Ukraine’s interim authorities are set to hold “national unity” talks without leaders from the breakaway regions of Donetsk and Luhansk, amid growing concerns about the country’s future.
The talks called by European leaders are set to begin at 1330 GMT in the capital, Kiev, as part of a roadmap drafted by the Organization for Security and Cooperation in Europe to resolve the country’s crisis.
The meeting will be chaired by Ukraine’s interim Prime Minister Arseniy Yatsenyuk and will include national lawmakers, regional officials, and former leaders and candidates running in this month’s presidential election.
This is while leaders of the pro-Russia protesters in the breakaway regions of Donetsk and Lugansk will be absent from the unity talks.
The Ukrainian interim government said only groups with what they call “legitimate political goals” would be welcomed to the negotiations.
Pro-Russia activists dismissed the talks as meaningless. Denis Patkovski, a member of a pro-Russia group in the eastern city of Slovyansk, said, “The government in Kiev does not want to listen to the people of Donetsk,” adding, “They just come here with their guns.”
This comes as there are rising concerns that an all-out conflict may break out in Ukraine’s east, where pro-Russia activists control a dozen towns.
On Tuesday, seven Ukrainian soldiers and one pro-Russia protester were killed in clashes in the eastern city of Donetsk.
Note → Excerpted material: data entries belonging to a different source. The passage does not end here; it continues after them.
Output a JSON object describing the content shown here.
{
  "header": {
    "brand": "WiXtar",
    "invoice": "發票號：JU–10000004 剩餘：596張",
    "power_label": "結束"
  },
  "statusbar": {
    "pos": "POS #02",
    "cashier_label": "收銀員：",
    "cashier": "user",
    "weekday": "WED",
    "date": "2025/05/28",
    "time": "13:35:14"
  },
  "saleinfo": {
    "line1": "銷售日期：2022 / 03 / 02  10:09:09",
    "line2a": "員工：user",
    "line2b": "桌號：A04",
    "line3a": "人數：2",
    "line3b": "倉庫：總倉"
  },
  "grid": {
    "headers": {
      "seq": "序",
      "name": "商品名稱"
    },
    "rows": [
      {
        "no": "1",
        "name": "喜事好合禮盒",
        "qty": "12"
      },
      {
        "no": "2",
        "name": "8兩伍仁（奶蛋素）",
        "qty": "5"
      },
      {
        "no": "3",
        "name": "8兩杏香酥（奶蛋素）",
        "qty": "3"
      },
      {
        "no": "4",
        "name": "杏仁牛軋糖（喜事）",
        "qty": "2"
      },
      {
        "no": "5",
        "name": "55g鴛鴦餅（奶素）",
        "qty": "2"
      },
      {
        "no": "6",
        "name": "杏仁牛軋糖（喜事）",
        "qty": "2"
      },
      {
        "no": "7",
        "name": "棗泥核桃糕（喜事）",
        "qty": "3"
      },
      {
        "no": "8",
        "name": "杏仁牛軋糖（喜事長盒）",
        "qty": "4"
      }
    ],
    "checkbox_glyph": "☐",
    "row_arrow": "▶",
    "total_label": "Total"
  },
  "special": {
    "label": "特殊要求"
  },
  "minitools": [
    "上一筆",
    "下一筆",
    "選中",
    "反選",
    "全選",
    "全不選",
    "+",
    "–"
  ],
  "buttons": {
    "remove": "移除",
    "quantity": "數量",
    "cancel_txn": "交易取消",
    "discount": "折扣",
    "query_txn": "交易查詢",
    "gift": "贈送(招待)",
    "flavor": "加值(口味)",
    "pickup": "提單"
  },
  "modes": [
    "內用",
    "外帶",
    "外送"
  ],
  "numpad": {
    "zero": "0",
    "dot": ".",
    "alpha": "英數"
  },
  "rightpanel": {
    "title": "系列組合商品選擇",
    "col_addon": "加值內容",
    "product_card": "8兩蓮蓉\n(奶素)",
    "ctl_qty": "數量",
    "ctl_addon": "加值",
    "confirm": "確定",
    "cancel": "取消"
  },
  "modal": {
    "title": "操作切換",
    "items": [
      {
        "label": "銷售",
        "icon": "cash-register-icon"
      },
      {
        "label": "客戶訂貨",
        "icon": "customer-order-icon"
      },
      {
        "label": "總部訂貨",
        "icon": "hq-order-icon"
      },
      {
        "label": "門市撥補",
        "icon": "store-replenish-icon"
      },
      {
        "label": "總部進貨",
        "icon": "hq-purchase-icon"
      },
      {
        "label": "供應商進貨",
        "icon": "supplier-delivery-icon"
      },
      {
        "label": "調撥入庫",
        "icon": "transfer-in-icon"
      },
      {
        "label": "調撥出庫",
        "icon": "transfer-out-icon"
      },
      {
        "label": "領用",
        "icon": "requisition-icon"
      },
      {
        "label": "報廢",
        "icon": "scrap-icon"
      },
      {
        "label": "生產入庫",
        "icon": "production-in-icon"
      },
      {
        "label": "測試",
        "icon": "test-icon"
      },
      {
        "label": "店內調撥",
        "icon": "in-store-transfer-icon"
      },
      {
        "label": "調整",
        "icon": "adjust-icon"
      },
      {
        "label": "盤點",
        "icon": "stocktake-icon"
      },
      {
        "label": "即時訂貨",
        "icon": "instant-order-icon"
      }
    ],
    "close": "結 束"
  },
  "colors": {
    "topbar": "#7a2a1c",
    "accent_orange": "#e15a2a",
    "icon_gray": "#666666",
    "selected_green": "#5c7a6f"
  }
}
The Donetsk region together with Lugansk declared independence on May 12 following local referendums, in which the regions’ residents voted overwhelmingly in favor of independence from Kiev.
The referendums echoed a March vote in Crimea that led to the reunification of the peninsula with the Russian Federation. Nearly 97 percent of participants in Crimea’s referendum voted for rejoining Russia.